30.06.2009
EMPRUNT: UN COUP PLUS POLITIQUE QU 'ECONOMIQUE !!!
Le grand séminaire de Matignon a permis à Fillon de confirmer, pour 2010, l'emprunt Sarkozy !
Objectif : « à tous les coups l'on gagne » ; une véritable loterie magique.
Pour réussir, il ne faudra plus envoyer l'argent recueilli pour combler des dépenses publiques, celles du fonctionnement de l'État, ou pour boucher la dette du pays.
Il faudra utiliser cet argent, pour créer des emplois et investir dans des entreprises d'avenir : croissance verte et nouvelles technologies.
On nous met cet emprunt à une sauce de légumes que l'on nous sert depuis trois ans dans le ragoût économico- politicien Sarkozyste.
La nouveauté de cet emprunt, c'est qu'il doit rapporter.
Cet emprunt est donc contradictoire, puisqu'en effet il est mis en place pour de l'investissement.
L'investissement est toujours un risque : le risque de rapporter, comme de tout perdre.
Investir sur des innovations est en effet un risque. Les innovations se plantent une fois sur deux, ou deux fois sur trois. Il faut être sûr, que les innovations qui marchent relèvent celles qui échouent.
Il y a donc avec cet emprunt, une contradiction entre l'idéologie d'innovation et celle de l'emprunt.
En effet, on ne peut pas refuser le risque car il faut que ça rapporte, devrons-nous rester dans la culture du risque : il faut investir dans l'innovation ?.
Fillon dit : « cet emprunt, n'est pas un nouveau plan de relance ».
Il nous dit une bêtise, il nous ment : c'est un plan de relance. Pourquoi ?
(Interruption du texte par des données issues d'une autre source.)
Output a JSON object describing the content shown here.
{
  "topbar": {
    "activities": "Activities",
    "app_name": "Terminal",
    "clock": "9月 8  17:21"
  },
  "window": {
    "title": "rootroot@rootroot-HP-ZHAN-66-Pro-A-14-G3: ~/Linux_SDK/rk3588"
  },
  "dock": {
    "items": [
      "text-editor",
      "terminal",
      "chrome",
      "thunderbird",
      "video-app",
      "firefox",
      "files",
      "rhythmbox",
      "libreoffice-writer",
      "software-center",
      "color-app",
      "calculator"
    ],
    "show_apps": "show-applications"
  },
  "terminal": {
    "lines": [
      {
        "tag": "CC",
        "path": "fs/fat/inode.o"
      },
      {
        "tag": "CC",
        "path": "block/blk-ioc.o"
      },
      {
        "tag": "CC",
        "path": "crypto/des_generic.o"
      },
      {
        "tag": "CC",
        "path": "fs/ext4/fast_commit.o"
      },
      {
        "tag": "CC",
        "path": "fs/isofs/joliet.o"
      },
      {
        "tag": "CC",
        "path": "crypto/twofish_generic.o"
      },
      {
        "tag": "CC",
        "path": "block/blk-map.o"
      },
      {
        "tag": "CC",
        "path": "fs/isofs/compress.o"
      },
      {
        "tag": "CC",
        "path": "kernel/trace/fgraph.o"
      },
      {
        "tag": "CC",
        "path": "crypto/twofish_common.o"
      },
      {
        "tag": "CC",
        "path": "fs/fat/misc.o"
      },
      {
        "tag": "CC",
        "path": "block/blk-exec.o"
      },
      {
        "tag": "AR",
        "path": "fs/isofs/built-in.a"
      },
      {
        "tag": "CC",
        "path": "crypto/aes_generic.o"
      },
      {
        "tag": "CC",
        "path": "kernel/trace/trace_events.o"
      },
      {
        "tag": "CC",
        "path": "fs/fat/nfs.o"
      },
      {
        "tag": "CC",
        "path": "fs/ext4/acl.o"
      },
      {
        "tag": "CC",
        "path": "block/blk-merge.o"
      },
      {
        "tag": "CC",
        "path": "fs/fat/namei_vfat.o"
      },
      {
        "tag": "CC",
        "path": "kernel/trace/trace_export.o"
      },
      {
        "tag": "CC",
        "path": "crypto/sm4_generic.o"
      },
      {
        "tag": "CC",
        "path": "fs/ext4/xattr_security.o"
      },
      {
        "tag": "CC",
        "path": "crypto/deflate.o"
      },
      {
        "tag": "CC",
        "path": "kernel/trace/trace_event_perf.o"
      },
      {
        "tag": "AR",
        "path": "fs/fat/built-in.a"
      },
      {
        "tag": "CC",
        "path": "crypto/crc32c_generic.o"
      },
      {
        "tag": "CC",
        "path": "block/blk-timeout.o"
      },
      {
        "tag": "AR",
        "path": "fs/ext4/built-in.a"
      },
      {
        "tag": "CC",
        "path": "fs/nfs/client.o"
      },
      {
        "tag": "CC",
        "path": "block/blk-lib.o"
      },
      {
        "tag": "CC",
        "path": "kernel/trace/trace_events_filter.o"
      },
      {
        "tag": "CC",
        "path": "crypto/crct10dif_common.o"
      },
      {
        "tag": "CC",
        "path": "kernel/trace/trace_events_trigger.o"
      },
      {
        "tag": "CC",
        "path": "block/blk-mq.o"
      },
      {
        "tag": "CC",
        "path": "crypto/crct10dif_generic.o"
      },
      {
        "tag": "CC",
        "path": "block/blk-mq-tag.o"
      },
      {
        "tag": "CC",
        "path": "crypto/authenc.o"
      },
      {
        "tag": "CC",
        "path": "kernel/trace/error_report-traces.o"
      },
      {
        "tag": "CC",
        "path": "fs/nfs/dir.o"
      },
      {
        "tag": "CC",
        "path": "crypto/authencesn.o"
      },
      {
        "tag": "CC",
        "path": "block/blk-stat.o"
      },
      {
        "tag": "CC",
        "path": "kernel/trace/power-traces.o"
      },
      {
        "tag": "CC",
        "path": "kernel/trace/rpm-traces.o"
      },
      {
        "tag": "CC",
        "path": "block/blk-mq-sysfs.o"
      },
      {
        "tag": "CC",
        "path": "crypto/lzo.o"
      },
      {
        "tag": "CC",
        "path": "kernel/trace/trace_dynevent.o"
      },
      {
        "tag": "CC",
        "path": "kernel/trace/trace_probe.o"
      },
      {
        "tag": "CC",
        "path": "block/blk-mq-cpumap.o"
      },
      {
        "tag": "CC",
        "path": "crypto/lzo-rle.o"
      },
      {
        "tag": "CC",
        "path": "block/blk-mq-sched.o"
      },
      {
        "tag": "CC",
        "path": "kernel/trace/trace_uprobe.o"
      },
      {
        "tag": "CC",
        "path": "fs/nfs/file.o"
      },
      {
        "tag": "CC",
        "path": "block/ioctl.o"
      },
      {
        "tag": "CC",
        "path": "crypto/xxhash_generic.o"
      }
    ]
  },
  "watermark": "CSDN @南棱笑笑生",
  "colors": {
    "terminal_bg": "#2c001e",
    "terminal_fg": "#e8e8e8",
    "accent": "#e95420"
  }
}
La relance, c'est mettre de l'argent dans l'économie privée en passant par l'économie publique, par les finances publiques : prendre l'argent dans la poche des contribuables français, pour le mettre dans des activités privées.
Pourvu que ça marche !.
Endetter l'État, pour sauver ou créer des activités, c'est de la relance.
C'est effectivement bien le premier plan de relance, que nous propose le gouvernement depuis 2009.
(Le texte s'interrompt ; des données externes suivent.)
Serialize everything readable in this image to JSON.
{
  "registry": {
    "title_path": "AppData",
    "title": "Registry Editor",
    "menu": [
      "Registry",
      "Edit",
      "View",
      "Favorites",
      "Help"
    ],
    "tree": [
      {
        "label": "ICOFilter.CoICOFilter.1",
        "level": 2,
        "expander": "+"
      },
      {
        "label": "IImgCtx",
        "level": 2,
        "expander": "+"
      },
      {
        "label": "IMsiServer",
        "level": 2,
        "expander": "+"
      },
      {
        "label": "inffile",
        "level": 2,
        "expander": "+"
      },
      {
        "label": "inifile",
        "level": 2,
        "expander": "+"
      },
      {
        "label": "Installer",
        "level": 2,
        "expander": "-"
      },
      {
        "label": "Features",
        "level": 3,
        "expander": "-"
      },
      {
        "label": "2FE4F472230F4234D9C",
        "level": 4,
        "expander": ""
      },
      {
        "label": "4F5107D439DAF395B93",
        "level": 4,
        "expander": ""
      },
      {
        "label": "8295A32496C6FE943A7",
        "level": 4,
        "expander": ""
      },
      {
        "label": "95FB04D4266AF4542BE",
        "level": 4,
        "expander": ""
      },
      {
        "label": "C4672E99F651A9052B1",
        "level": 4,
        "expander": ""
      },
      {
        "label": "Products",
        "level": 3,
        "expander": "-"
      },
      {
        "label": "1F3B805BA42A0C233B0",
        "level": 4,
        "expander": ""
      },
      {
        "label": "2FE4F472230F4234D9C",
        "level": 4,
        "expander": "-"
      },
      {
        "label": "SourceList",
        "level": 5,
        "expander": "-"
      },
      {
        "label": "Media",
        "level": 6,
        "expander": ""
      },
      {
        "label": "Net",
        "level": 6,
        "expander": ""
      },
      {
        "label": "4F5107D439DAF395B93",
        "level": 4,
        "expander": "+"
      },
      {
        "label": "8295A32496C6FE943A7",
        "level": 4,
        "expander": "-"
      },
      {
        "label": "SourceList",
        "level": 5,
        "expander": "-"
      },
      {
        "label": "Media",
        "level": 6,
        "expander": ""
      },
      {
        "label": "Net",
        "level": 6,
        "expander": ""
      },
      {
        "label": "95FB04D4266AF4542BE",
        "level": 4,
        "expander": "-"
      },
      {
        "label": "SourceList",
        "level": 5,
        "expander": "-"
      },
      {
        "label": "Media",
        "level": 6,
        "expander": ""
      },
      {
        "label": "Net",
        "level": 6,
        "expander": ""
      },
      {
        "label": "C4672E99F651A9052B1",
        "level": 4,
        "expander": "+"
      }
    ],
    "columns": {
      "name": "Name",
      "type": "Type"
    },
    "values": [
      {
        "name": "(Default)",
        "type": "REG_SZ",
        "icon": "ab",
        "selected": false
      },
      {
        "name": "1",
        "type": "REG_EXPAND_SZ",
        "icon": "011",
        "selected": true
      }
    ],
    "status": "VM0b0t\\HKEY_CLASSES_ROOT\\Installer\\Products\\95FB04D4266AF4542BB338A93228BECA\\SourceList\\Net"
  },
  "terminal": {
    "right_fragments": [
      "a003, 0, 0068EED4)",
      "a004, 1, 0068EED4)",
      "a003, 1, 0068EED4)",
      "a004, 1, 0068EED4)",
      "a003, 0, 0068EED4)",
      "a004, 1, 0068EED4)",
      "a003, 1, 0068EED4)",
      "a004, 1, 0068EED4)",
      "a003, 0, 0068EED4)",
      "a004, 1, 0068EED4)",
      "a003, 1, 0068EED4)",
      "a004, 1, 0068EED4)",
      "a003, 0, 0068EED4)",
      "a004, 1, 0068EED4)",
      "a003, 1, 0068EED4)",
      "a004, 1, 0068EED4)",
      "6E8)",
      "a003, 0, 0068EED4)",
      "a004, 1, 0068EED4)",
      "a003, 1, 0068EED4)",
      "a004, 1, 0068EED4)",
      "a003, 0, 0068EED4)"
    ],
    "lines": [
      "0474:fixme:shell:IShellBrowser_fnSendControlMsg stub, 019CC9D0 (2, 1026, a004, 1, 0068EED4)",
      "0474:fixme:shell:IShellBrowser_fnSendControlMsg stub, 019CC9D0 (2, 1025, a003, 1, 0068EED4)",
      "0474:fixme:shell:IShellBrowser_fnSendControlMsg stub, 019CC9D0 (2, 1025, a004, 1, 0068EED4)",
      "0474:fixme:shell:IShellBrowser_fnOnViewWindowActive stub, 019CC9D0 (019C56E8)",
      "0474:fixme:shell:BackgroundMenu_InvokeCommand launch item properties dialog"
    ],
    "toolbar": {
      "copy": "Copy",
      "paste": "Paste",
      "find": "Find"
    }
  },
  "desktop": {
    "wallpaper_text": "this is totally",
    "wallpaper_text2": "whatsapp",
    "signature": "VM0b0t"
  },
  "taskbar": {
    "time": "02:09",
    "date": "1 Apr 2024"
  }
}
En 2009, le plan était de sauvetage. Celui de la vieille économie, des vieilles industries qui arrivaient à terme : l'automobile par exemple.
Nous n'étions pas alors dans l'innovation, mais bien plus dans du sauvetage.
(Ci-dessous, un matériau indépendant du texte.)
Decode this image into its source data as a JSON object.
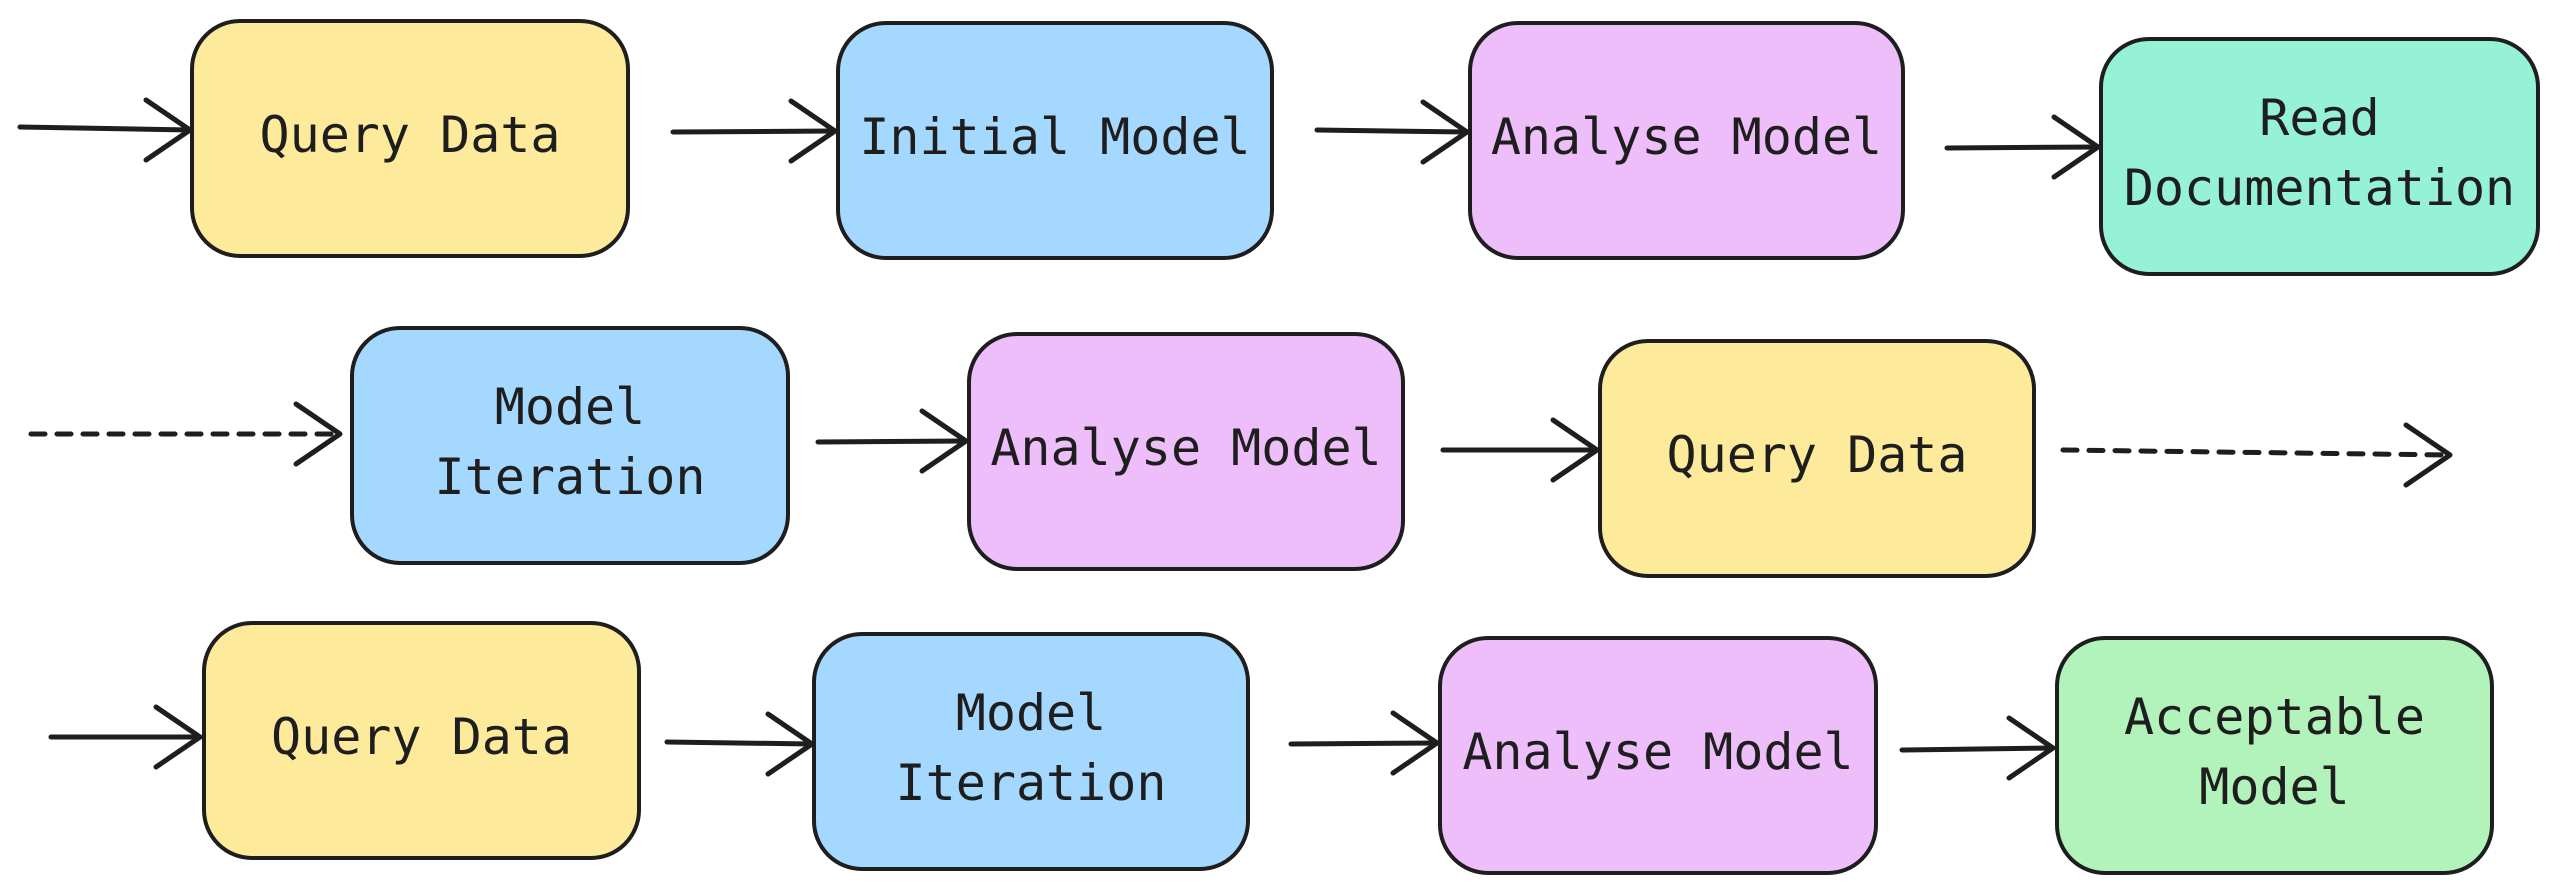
{
  "diagram": {
    "type": "flowchart",
    "colors": {
      "yellow": "#fdea9b",
      "blue": "#a5d8ff",
      "purple": "#eebefa",
      "teal": "#96f2d7",
      "green": "#b2f2bb",
      "stroke": "#1e1e1e"
    },
    "nodes": [
      {
        "id": "r1-query-data",
        "lines": [
          "Query Data"
        ],
        "color": "yellow"
      },
      {
        "id": "r1-initial-model",
        "lines": [
          "Initial Model"
        ],
        "color": "blue"
      },
      {
        "id": "r1-analyse-model",
        "lines": [
          "Analyse Model"
        ],
        "color": "purple"
      },
      {
        "id": "r1-read-documentation",
        "lines": [
          "Read",
          "Documentation"
        ],
        "color": "teal"
      },
      {
        "id": "r2-model-iteration",
        "lines": [
          "Model",
          "Iteration"
        ],
        "color": "blue"
      },
      {
        "id": "r2-analyse-model",
        "lines": [
          "Analyse Model"
        ],
        "color": "purple"
      },
      {
        "id": "r2-query-data",
        "lines": [
          "Query Data"
        ],
        "color": "yellow"
      },
      {
        "id": "r3-query-data",
        "lines": [
          "Query Data"
        ],
        "color": "yellow"
      },
      {
        "id": "r3-model-iteration",
        "lines": [
          "Model",
          "Iteration"
        ],
        "color": "blue"
      },
      {
        "id": "r3-analyse-model",
        "lines": [
          "Analyse Model"
        ],
        "color": "purple"
      },
      {
        "id": "r3-acceptable-model",
        "lines": [
          "Acceptable",
          "Model"
        ],
        "color": "green"
      }
    ],
    "edges": [
      {
        "from": null,
        "to": "r1-query-data",
        "style": "solid"
      },
      {
        "from": "r1-query-data",
        "to": "r1-initial-model",
        "style": "solid"
      },
      {
        "from": "r1-initial-model",
        "to": "r1-analyse-model",
        "style": "solid"
      },
      {
        "from": "r1-analyse-model",
        "to": "r1-read-documentation",
        "style": "solid"
      },
      {
        "from": null,
        "to": "r2-model-iteration",
        "style": "dashed"
      },
      {
        "from": "r2-model-iteration",
        "to": "r2-analyse-model",
        "style": "solid"
      },
      {
        "from": "r2-analyse-model",
        "to": "r2-query-data",
        "style": "solid"
      },
      {
        "from": "r2-query-data",
        "to": null,
        "style": "dashed"
      },
      {
        "from": null,
        "to": "r3-query-data",
        "style": "solid"
      },
      {
        "from": "r3-query-data",
        "to": "r3-model-iteration",
        "style": "solid"
      },
      {
        "from": "r3-model-iteration",
        "to": "r3-analyse-model",
        "style": "solid"
      },
      {
        "from": "r3-analyse-model",
        "to": "r3-acceptable-model",
        "style": "solid"
      }
    ]
  }
}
Le plan de 2010 sera bien un plan de relance et d'innovation : mettre de l'argent dans les richesses de demain.
C'est bien, mais est-ce suffisant ?.
Ce plan du XXIe siècle, devra être accompagné d'une loi de finances, d'un budget plus audacieux, il obligera le gouvernement à s'orienter vers de nouveaux domaines : la recherche, des universités, la mise en place de plus de crédits publics.
Faudra-t-il encore, que le conflit universitaire soit réglé à l'automne et que l'on ne reste pas enlisé dans ce domaine.
L'emprunt est-il une affaire de gauche ou de droite ?.
Souvenons-nous des emprunts : Pinay, Giscard d'Estaing, Balladur, Sarkozy... tous de droite.
Les socialistes français, nous parlaient-ils pas, lors des dernières élections, d'un emprunt européen ?.
Au niveau européen, tous les gouvernements (couleurs confondues) ont recours aux emprunts publics.
La tradition en France de l'emprunt, fait que ce dernier est pratiqué surtout par la droite : pourquoi ?.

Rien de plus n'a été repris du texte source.